Effects of a Clinical Pathway for High Flow Nasal Cannula Therapy in Bronchiolitis Outside of the Intensive Care Unit
Respiratory support with High Flow Nasal Cannula (HFNC) therapy has been shown to reduce work of breathing and, in retrospective studies, to reduce intubation rates in infants with acute bronchiolitis cared for in the ICU. More recently, the use of HFNC has spread outside of the intensive care setting. The effects of HFNC use in the acute care setting, especially on the risk of respiratory deterioration and on hospital length of stay, are largely unknown, and no practice guidelines exist that address its use.
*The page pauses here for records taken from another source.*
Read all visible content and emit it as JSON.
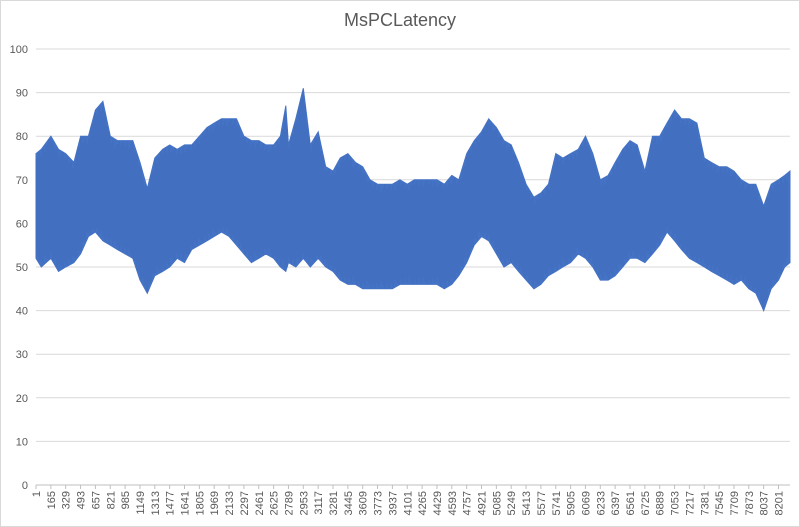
{
  "chart_data": {
    "type": "area",
    "title": "MsPCLatency",
    "xlabel": "",
    "ylabel": "",
    "ylim": [
      0,
      100
    ],
    "yticks": [
      0,
      10,
      20,
      30,
      40,
      50,
      60,
      70,
      80,
      90,
      100
    ],
    "xlim": [
      1,
      8328
    ],
    "xticks": [
      1,
      165,
      329,
      493,
      657,
      821,
      985,
      1149,
      1313,
      1477,
      1641,
      1805,
      1969,
      2133,
      2297,
      2461,
      2625,
      2789,
      2953,
      3117,
      3281,
      3445,
      3609,
      3773,
      3937,
      4101,
      4265,
      4429,
      4593,
      4757,
      4921,
      5085,
      5249,
      5413,
      5577,
      5741,
      5905,
      6069,
      6233,
      6397,
      6561,
      6725,
      6889,
      7053,
      7217,
      7381,
      7545,
      7709,
      7873,
      8037,
      8201
    ],
    "grid": true,
    "legend": "none",
    "color": "#4472c4",
    "envelope": {
      "x": [
        1,
        60,
        165,
        250,
        329,
        420,
        493,
        580,
        657,
        740,
        821,
        900,
        985,
        1070,
        1149,
        1230,
        1313,
        1400,
        1477,
        1560,
        1641,
        1720,
        1805,
        1890,
        1969,
        2050,
        2133,
        2215,
        2297,
        2380,
        2461,
        2540,
        2625,
        2700,
        2760,
        2789,
        2870,
        2953,
        3030,
        3117,
        3200,
        3281,
        3360,
        3445,
        3530,
        3609,
        3690,
        3773,
        3850,
        3937,
        4020,
        4101,
        4180,
        4265,
        4350,
        4429,
        4510,
        4593,
        4670,
        4757,
        4840,
        4921,
        5000,
        5085,
        5170,
        5249,
        5330,
        5413,
        5500,
        5577,
        5660,
        5741,
        5820,
        5905,
        5990,
        6069,
        6150,
        6233,
        6320,
        6397,
        6480,
        6561,
        6640,
        6725,
        6810,
        6889,
        6970,
        7053,
        7130,
        7217,
        7300,
        7381,
        7460,
        7545,
        7630,
        7709,
        7790,
        7873,
        7950,
        8037,
        8120,
        8201,
        8270,
        8328
      ],
      "upper": [
        76,
        77,
        80,
        77,
        76,
        74,
        80,
        80,
        86,
        88,
        80,
        79,
        79,
        79,
        74,
        68,
        75,
        77,
        78,
        77,
        78,
        78,
        80,
        82,
        83,
        84,
        84,
        84,
        80,
        79,
        79,
        78,
        78,
        80,
        87,
        78,
        84,
        91,
        78,
        81,
        73,
        72,
        75,
        76,
        74,
        73,
        70,
        69,
        69,
        69,
        70,
        69,
        70,
        70,
        70,
        70,
        69,
        71,
        70,
        76,
        79,
        81,
        84,
        82,
        79,
        78,
        74,
        69,
        66,
        67,
        69,
        76,
        75,
        76,
        77,
        80,
        76,
        70,
        71,
        74,
        77,
        79,
        78,
        72,
        80,
        80,
        83,
        86,
        84,
        84,
        83,
        75,
        74,
        73,
        73,
        72,
        70,
        69,
        69,
        64,
        69,
        70,
        71,
        72
      ],
      "lower": [
        52,
        50,
        52,
        49,
        50,
        51,
        53,
        57,
        58,
        56,
        55,
        54,
        53,
        52,
        47,
        44,
        48,
        49,
        50,
        52,
        51,
        54,
        55,
        56,
        57,
        58,
        57,
        55,
        53,
        51,
        52,
        53,
        52,
        50,
        49,
        51,
        50,
        52,
        50,
        52,
        50,
        49,
        47,
        46,
        46,
        45,
        45,
        45,
        45,
        45,
        46,
        46,
        46,
        46,
        46,
        46,
        45,
        46,
        48,
        51,
        55,
        57,
        56,
        53,
        50,
        51,
        49,
        47,
        45,
        46,
        48,
        49,
        50,
        51,
        53,
        52,
        50,
        47,
        47,
        48,
        50,
        52,
        52,
        51,
        53,
        55,
        58,
        56,
        54,
        52,
        51,
        50,
        49,
        48,
        47,
        46,
        47,
        45,
        44,
        40,
        45,
        47,
        50,
        51
      ]
    }
  }
}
We conducted a comprehensive literature search and convened a group of stakeholders to design an evidence- and expert-consensus-based clinical pathway to guide HFNC use in bronchiolitis in the emergency department (ED) and acute care units (ACU). Our clinical pathway provided guidance for the initiation, assessment, and weaning of HFNC therapy for patients with bronchiolitis. In addition, it introduced the idea of a 90 minute team huddle to identify responders and nonresponders to therapy, with nonresponders transferred to the ICU. To analyze the effects of this intervention, we identified patients with simple bronchiolitis seen between Oct 1 2011 and April 1 2014 on the basis of ICD-9 code criteria. Outcomes of interest were tracked using an EPIC/Cerner database as well as retrospective chart review.
From Oct 2011 to Sept 2013, 6.5% of admitted patients with simple bronchiolitis (n=561) were treated with HFNC. Between Dec 10, 2013, when our clinical pathway was introduced, and April 1, 2014, 49 patients were treated with HFNC per protocol, representing 23% of patients admitted for simple bronchiolitis (n=214). Of the 49, 28 remained on the ACU and 21 were transferred to the ICU, most often within 4 hours of starting HFNC. The overall rate of intubation for patients with simple bronchiolitis fell to 0.47% from 1.24% (OR 0.34, CI=0.04 to 2.82). Median hospital LOS for patients with simple bronchiolitis remained the same at 1.8 days. Rates of ICU admission increased, from 7.5% to 15%, and median ICU LOS decreased from 71 to 62 hours.
Institution of a HFNC clinical pathway outside of the ICU resulted in nonsignificant trend toward decreasing intubation. A greater percentage of patients were admitted to the ICU than expected, or that was noted in the only other study of HFNC for bronchiolitis outside of the ICU. This may be due to safety checks built into the pathway, which mandated ICU admission for patients who did not have an immediate clinical response. Most patients transferred did not require an increase in HFNC flow rate. The increase in HFNC use did not increase inpatient LOS, despite its use in a greater proportion of admitted patients. Further study should seek to prospectively determine the effect of HFNC in preventing intubation, address the effects of HFNC on the cost of bronchiolitis care.